Software- and RF-Based Threats
Ship spoofing is the process that involves the crafting of a valid but nonexistent vessel by assigning static information such as ship name, identifiers (MMSI and call sign), flag, ship type, manufacturer, and even dimensions like ship status, position, speed, course, and destination to the fictitious ship.
This kind of attack provides an array of malicious attack scenarios, like making it appear like a particular vessel is with the jurisdiction of an adversarial nation. Ship spoofing could cause issues for automated systems identifying data and making inferences based on collected information from AIS.
Other forms of attacks based both on software and radio frequency are discussed in the full report.
Software-Based AIS Threats
AIS installations on ships require software to provide data to online providers. While useful, there are also security issues with their implementations. The research looked into three popular online AIS providers and found security issues with all three in terms of how they vet sources and authenticate data. A deeper discussion on this can be seen in the full report.
RF-Based AIS Threats
CPA spoofing: Closest point of approach (CPA) works by computing the minimal distance between two ships.
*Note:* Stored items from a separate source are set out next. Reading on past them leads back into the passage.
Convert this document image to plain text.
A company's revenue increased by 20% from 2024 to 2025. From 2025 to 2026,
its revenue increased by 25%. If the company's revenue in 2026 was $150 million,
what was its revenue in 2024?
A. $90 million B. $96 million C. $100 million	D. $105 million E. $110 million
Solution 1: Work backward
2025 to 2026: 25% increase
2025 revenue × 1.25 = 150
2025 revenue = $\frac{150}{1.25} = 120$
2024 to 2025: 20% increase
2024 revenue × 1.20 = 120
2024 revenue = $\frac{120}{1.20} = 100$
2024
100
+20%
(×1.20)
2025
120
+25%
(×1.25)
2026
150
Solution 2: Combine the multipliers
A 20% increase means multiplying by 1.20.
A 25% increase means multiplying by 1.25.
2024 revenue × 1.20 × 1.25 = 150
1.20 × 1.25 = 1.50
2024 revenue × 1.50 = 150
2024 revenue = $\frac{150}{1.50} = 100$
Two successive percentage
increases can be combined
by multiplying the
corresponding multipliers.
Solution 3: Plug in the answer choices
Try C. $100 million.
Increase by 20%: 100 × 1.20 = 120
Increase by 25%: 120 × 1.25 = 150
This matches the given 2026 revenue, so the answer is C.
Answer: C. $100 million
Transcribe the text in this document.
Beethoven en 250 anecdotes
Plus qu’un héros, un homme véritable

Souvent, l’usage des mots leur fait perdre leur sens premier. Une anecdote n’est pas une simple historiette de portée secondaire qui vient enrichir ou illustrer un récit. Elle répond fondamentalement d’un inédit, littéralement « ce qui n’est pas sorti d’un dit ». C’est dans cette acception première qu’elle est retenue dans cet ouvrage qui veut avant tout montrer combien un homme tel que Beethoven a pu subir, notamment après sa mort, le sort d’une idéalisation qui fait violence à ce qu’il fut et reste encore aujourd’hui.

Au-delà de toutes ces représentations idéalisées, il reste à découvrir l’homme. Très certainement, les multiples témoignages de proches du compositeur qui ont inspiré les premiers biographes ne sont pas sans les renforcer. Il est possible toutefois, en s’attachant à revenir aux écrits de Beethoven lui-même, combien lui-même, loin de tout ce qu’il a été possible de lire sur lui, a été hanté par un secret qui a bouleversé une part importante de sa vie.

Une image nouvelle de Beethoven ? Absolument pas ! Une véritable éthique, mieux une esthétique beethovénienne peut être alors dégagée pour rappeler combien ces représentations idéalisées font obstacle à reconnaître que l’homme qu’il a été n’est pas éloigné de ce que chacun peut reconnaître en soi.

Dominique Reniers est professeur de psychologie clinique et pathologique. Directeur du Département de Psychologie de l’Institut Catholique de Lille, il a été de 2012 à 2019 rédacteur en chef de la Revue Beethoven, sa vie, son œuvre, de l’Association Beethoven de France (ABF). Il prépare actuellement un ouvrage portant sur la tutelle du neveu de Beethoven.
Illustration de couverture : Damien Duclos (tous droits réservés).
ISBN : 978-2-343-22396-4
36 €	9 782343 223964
Generally, CPA spoofing involves faking a possible collision with a target ship. This then triggers a CPA alert, which could eventually lead the target off-course prompting it to hit a rock, or run aground during low tide or shallow waters.
AIS-SART spoofing: Aiding search-and-rescue operations is also part of the common functions of the AIS and SARTs help detect and locate vessels and people in distress. Radio-beacon systems similar to those used in mountaineering equipment are utilized to locate and rescue victims. AIS-SART spoofing takes place when an attacker, usually pirates, generates false distress beacons to lure victims into a trap that leads them to hostile and attacker-controlled sea spaces.
Faking weather forecasts: Dynamic data to reflect a change in the condition of the weather is also communicated by the AIS. False updates on weather forecasts are sometimes communicated, like updating authorities of a coming sunny day when in reality, the opposite is to be expected.
Other forms of radio frequency-based attacks are carefully discussed in the evaluation conducted in the research.
Making full use of a software-based transmitter introduced by Trend Micro researchers, this study discovered and experimentally proved that both AIS’s implementation and the protocol specification are affected by several threats, opening keys to malicious actors to explore attack possibilities. Responsible disclosure notifications have been handed out to involved international organizations to improve overall security given the immense importance of AIS as cyber-physical system in the marine industry.